Il nous appartient aussi à chacun de faire le choix décisif de notre engagement chrétien quand la providence nous en laisse la possibilité et la liberté. Ci-dessus sont énoncées par Jésus-Christ les onze propositions de marche vers la sainteté. Souscrire aux onze d’un seul coup est réservé aux plus grands des super-Saints. Mais pour nous autres, les petits saints très ordinaires, sans prétention exceptionnelle, sur quelle proposition particulière décidons nous de nous engager. Évidemment le genre de notre sainteté dépend de notre tempérament. Et la diversité des tempéraments fait la richesse et la spécificité humaine (heureusement que nous ne sommes pas des clones).

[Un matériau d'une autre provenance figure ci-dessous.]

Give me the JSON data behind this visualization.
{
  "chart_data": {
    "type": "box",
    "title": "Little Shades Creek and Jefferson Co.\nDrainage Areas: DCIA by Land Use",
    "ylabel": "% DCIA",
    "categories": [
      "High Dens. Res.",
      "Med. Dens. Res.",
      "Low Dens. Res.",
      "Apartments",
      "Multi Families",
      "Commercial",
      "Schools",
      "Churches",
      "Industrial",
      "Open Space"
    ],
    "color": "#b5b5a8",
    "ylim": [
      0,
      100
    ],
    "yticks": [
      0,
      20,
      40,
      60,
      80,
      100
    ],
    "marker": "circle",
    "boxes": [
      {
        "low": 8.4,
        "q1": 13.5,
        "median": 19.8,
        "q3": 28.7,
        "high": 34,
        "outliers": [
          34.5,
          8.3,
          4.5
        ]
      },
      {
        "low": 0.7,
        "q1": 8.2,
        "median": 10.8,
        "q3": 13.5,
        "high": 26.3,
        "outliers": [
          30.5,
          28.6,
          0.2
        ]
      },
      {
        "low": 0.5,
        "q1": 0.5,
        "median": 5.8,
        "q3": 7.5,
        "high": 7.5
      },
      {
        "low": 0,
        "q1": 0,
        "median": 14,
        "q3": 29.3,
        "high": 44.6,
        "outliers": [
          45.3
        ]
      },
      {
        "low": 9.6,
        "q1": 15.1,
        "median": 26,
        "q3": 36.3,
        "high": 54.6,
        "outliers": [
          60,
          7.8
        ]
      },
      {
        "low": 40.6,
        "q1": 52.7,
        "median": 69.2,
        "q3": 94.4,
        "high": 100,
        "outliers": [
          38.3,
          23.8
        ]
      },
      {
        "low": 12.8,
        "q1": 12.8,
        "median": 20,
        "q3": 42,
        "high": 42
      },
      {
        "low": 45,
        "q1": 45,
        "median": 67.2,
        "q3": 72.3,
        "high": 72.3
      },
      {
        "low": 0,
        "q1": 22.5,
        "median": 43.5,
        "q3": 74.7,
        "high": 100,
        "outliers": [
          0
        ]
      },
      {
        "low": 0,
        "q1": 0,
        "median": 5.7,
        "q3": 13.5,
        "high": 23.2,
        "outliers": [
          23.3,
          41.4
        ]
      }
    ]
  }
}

Heureux en esprit ? Signifie de renoncer à l’esprit du monde, celui de se fondre dans une course illusoire au pouvoir, à la gloire et à la richesse en se livrant aux compromissions morales. L’heureux en esprit a renoncé à ce genre de lutte. L’heureux en esprit a choisi de demeurer petit, invisible, dans le monde, avec simplicité.

Heureux en douceur ? Celui là renonce à la colère. Il renonce à l’affirmation trop forte de soi, de crainte de ne blesser son prochain d’une colère qui pourrait l’atteindre. Cependant renoncer à la colère ne signifie pas renoncer à l’indignation. Il y a bien des choses intolérables dans ce monde.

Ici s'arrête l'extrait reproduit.